Наведывался туда и язвительный Федерико Куадрадо, который, слыша, например, что кто-то кого-то хвалит, неизменно спрашивал:
— А интересно, против кого направлена эта хвала? Я, например, твердо знаю, — говорил он своим бесстрастным, режущим голоском, — ведь стреляного воробья на мякине не проведешь, что, если хвалят одного, значит, непременно имеют в виду другого, кого хотят этой хвалой унизить. Это еще в том случае, когда восхваляют без недобрых намерений… С чистыми помыслами никто не хвалит.
— Ну, как сказать! — подхватил Леон Гомес, которому правилось подыгрывать цинику Куадрадо. — Вот здесь, среди нас, находится дон Леовихильдо, из уст которого еще никто не слышал хулы по адресу ближнего…
— Эка невидаль! — вмешался депутат местной провинции. — Все дело в том, что дон Леовихильдо — политик, а политики вынуждены со всеми поддерживать добрые отношения. А ты что скажешь, Федерико?
— Скажу, что дон Леовихильдо хотя ни о ком и не говорит плохо, зато обо всех плохо думает… Разумеется, он никогда не столкнет ближнего своего в яму, более того — не подтолкнет его к ней даже в том случае, если этого никто не увидит, ибо дон Леовихильдо не только боится уголовного кодекса, но и сильно побаивается ада. Но если кто-нибудь упадет в эту яму сам и проломит себе череп, дон Леовихильдо будет визжать от восторга. А чтобы в полной мере насладиться зрелищем проломанного черепа, он первым явится выразить свое соболезнование и «искреннее» сочувствие.
— Не понимаю, как можно жить с такими воззрениями, — сказал Хоакин.
— С какими воззрениями? — немедленно отпарировал Федерико. — Какие есть у Леовихильдо, у меня и у тебя?
— Обо мне никто не говорил! И мне не хотелось бы подливать масла в огонь.
— Но зато я говорю, сын мой, ведь здесь мы все знаем друг друга отлично…

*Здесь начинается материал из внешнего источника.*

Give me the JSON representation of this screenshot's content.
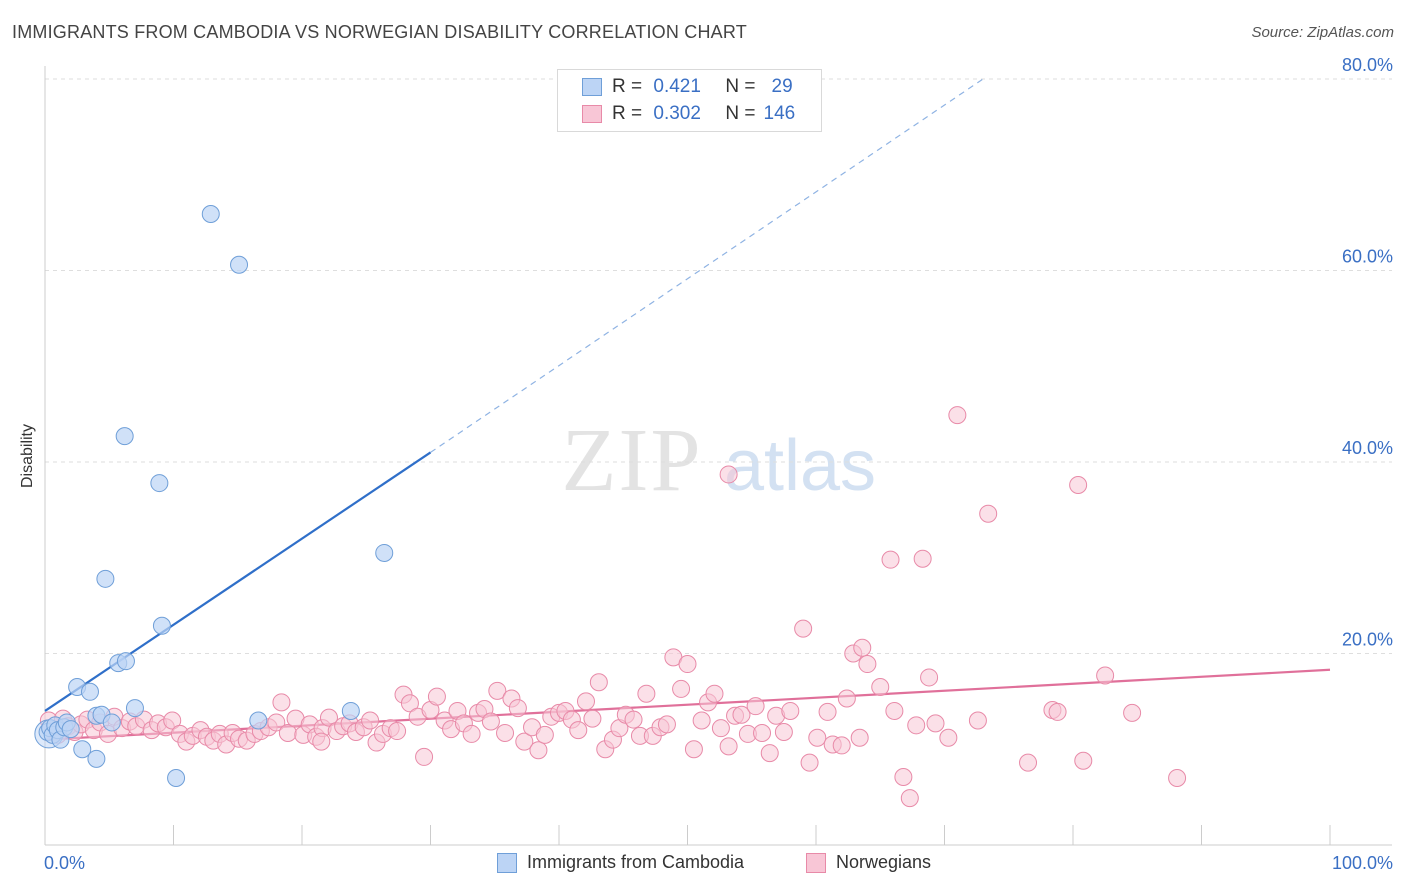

Хоакин почувствовал, что бледнеет. Это «сын мой», которое употребил Федерико, его черный ангел, и которое он всегда употреблял, когда собирался наложить на кого-нибудь лапу, пронзило Хоакина, словно ледяной кинжал.
— Не пойму, откуда у тебя такая ненависть к дону Леовихильдо, — прибавил Хоакин, впрочем, тут же раскаявшись, едва он это произнес, ибо почувствовал, что сам способствует обострению спора.
— Ненависть? У меня к нему ненависть? Ненависть к этому ничтожеству?
— Да, да, не понимаю, чего он тебе дался…
— Во-первых, сын мой, возненавидеть человека можно и без того, чтобы он причинил тебе зло. В сущности, стоит человека возненавидеть, как ты уже без всякого труда можешь вообразить все то зло, которое он мог бы тебе причинить… Я вовсе не питаю к дону Леовихильдо ненависти больше, чем к кому-либо другому. Он человек, и этого довольно. К тому же еще порядочный человек!
— Ну, знаешь, для тебя, профессионального человеконенавистника… — начал было депутат местной провинции.
— Я уже сотню раз имел случай заметить вам, что человек, — это самое непристойное и испорченное животное на свете. А порядочный человек — это худший из людей.
— Ну, сел на своего конька! А ты что скажешь, ты, который прошлый раз разглагольствовал тут о честном политике и приводил в пример дона Леовихильдо? — обратился Леон Гомес к депутату.
— О честном политике! — взорвался Федерико. — Вот уж чего не бывает!
— Почему это? — разом спросили три голоса.
— Как почему? Да он же сам ответил на этот вопрос. Ведь он сам в своей речи имел нахальство назвать себя честным. Разве это честно давать такие эпитеты самому себе? Ибо сказано в Евангелии, что Христос, господь наш…
— Прошу, хоть Христа-то не приплетай сюда! — оборвал его Хоакин.